We went through all this a couple of years back under the same heading. If the
Z235980 at 234 THz is code compatible then, if I understand you correctly, it IS
a Z80, right? Even though the Z180 won't fit in a Z80 socket, you'd sell it as
a Z80 anyway, right? Even though it didn't even exist back when it mattered,
you still insist it's a Z80, right?
My Pentium executes the Z80 code just fine at about 75x the speed of of a Z80.
Does that mean it's a Z-80?
We're comparing CHIPS, not philosophical constructs. If it IS a Z80, or Mostek
3480, or something else EXACTLY a Z80, i.e. built under the license,
pin-compatible, code-compatible, etc. then MAYBE it's germane to this
discussion.

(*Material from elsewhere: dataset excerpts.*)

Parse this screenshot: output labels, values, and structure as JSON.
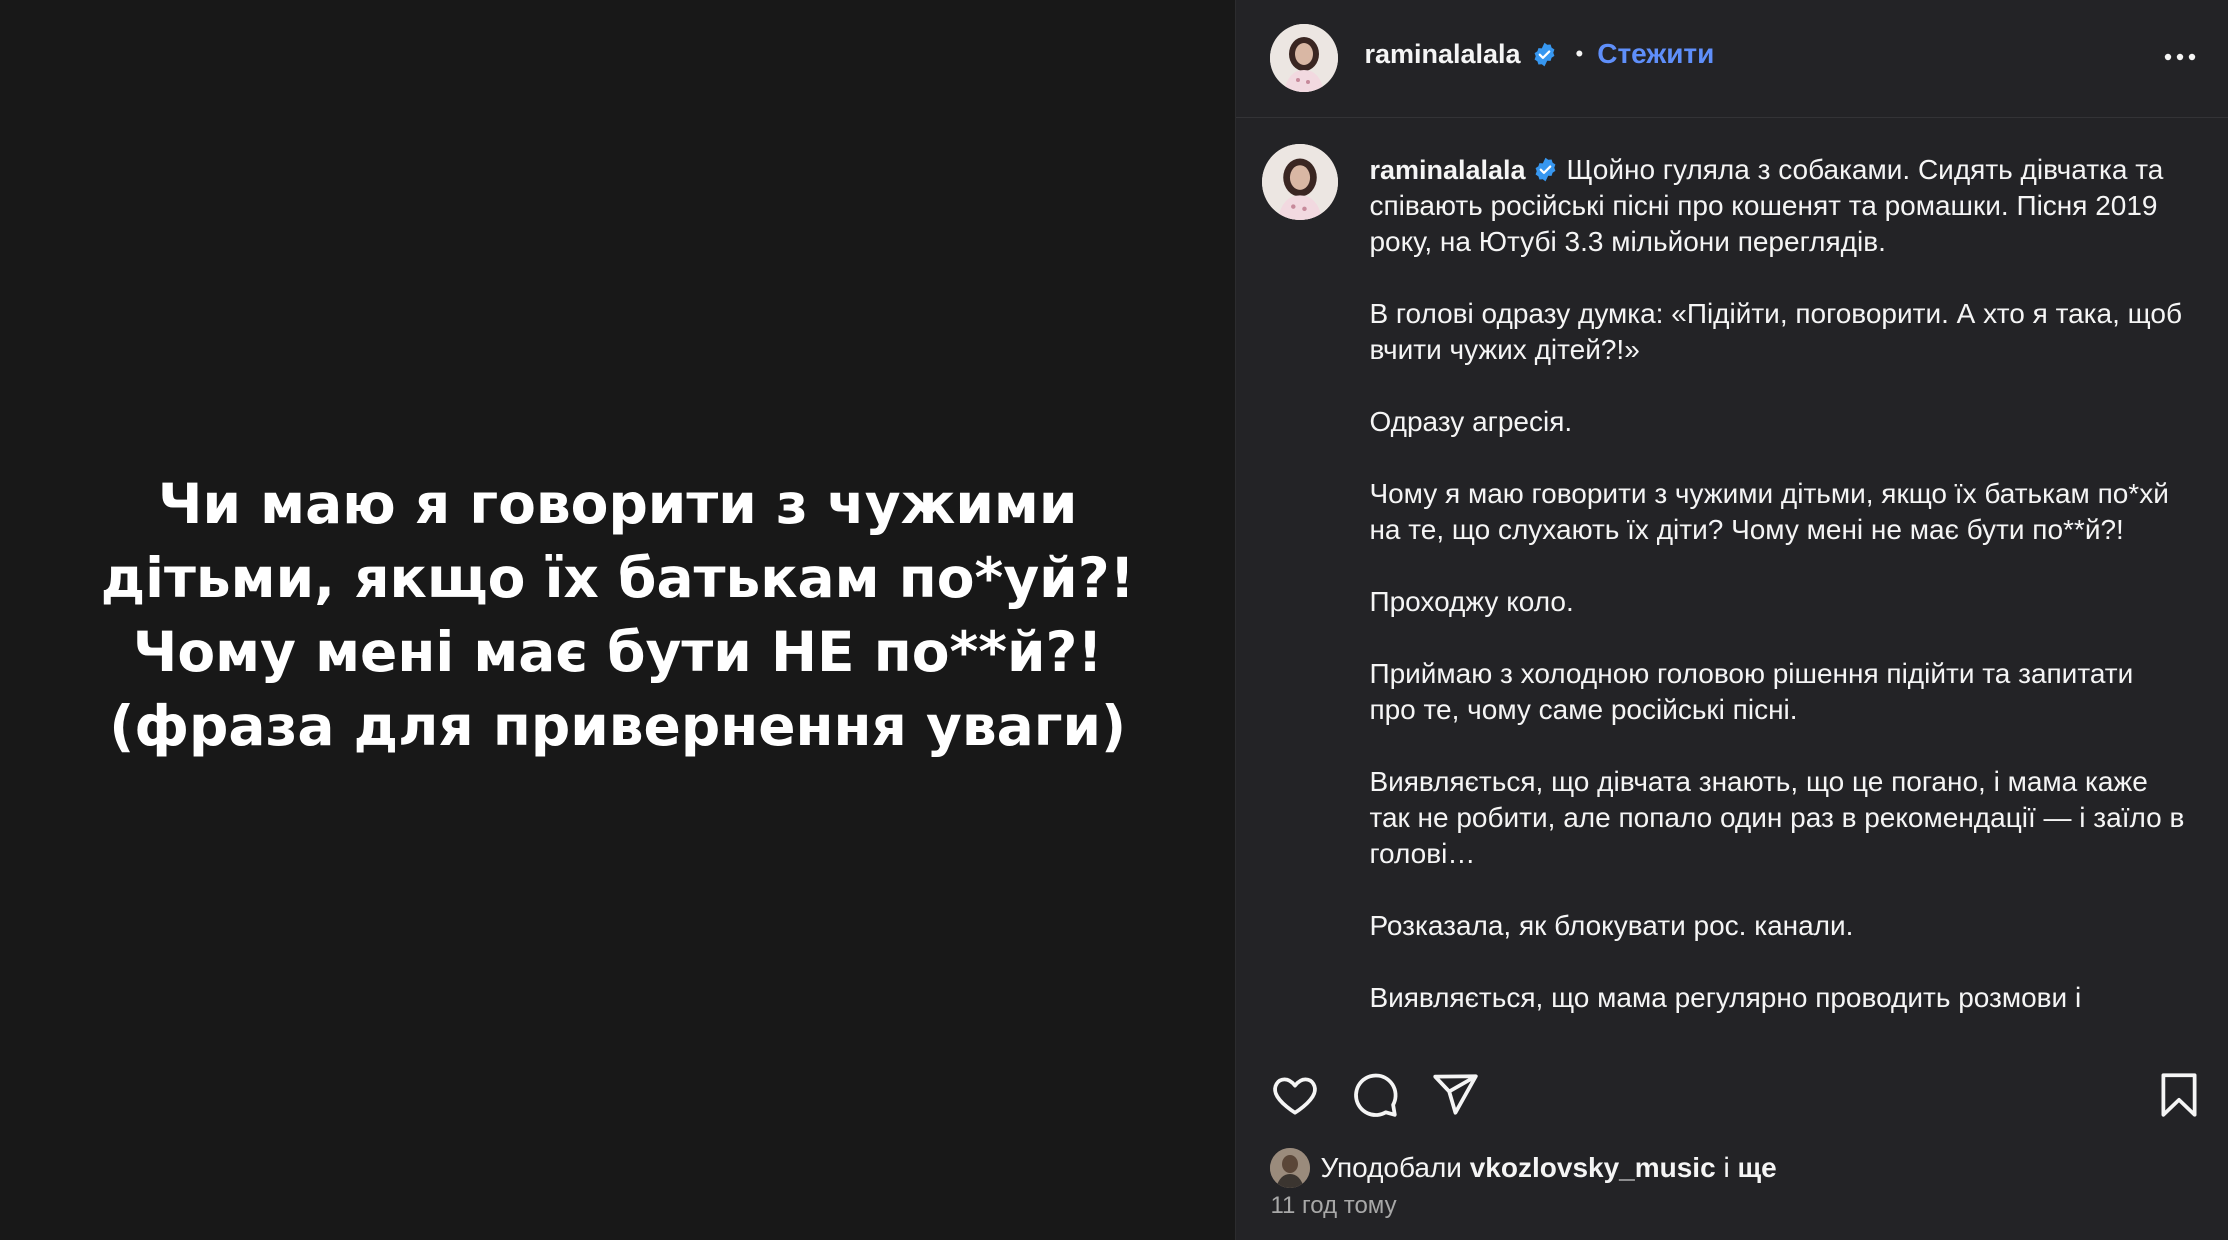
{
  "media": {
    "lines": [
      "Чи маю я говорити з чужими",
      "дітьми, якщо їх батькам по*уй?!",
      "Чому мені має бути НЕ по**й?!",
      "(фраза для привернення уваги)"
    ]
  },
  "header": {
    "username": "raminalalala",
    "separator": "•",
    "follow_label": "Стежити",
    "more_icon": "more-horizontal-icon"
  },
  "caption": {
    "username": "raminalalala",
    "first_paragraph": "Щойно гуляла з собаками. Сидять дівчатка та співають російські пісні про кошенят та ромашки. Пісня 2019 року, на Ютубі 3.3 мільйони переглядів.",
    "paragraphs": [
      "В голові одразу думка: «Підійти, поговорити. А хто я така, щоб вчити чужих дітей?!»",
      "Одразу агресія.",
      "Чому я маю говорити з чужими дітьми, якщо їх батькам по*хй на те, що слухають їх діти? Чому мені не має бути по**й?!",
      "Проходжу коло.",
      "Приймаю з холодною головою рішення підійти та запитати про те, чому саме російські пісні.",
      "Виявляється, що дівчата знають, що це погано, і мама каже так не робити, але попало один раз в рекомендації — і заїло в голові…",
      "Розказала, як блокувати рос. канали.",
      "Виявляється, що мама регулярно проводить розмови і"
    ]
  },
  "actions": {
    "like_icon": "heart-icon",
    "comment_icon": "comment-icon",
    "share_icon": "send-icon",
    "save_icon": "bookmark-icon"
  },
  "likes": {
    "prefix": "Уподобали",
    "user": "vkozlovsky_music",
    "conj": "і",
    "more": "ще"
  },
  "timestamp": "11 год тому",
  "colors": {
    "accent": "#5f8ffa",
    "verified": "#3797f0",
    "panel_bg": "#232326",
    "media_bg": "#181818"
  }
}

No chip that isn't a pin-compatible substitute commonly referred to
as a Z80 back in the days when the Z80 mattered is germane to this topic. If it
won't plug into the socket of a Z80, FORGET IT, because it's not a Z80. If
that's too difficult for you, then please ask an adult why a 47-ohm resistor
isn't the same thing as a 75-ohm resistor.

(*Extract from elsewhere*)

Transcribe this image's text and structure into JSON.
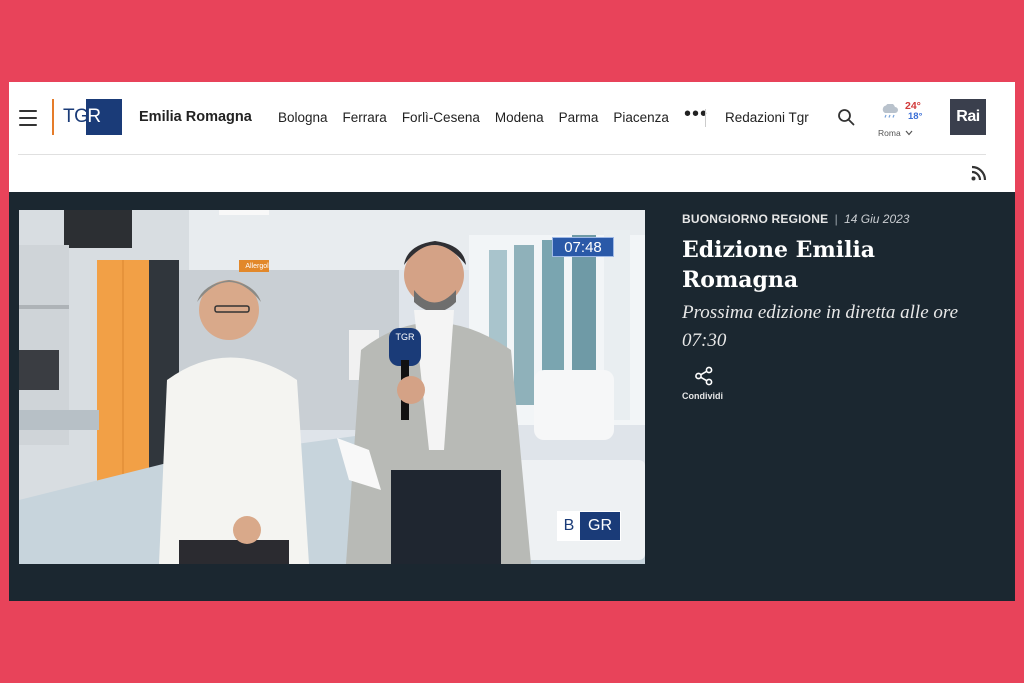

I'm sure glad you're not trying to sell parts any more, Allison. I'd hate to
have to argue with you that the choke you're trying to pitch isn't a diode.
Dick
----- Original Message -----
From: "ajp166" <ajp166(a)bellatlantic.net>
To: <classiccmp(a)classiccmp.org>
Sent: Friday, December 21, 2001 4:24 PM
Subject: Re: 6502/Z80 speed comparison (was MITS 2SIO serial chip?)
From: Richard Erlacher <edick(a)idcomm.com>
There are lots of things that you could compare,
but the first things
you've got
to leave out are the ones that aren't a Z80,
which immediately deletes
the Z180,
and Z280. The Z80 is not around any more than the
6502 is around.
There are
Why? they are still z80 core and code compatable. While they add things
like
serial IO, timers and MMU they are Z80, maybe more so than 65C02.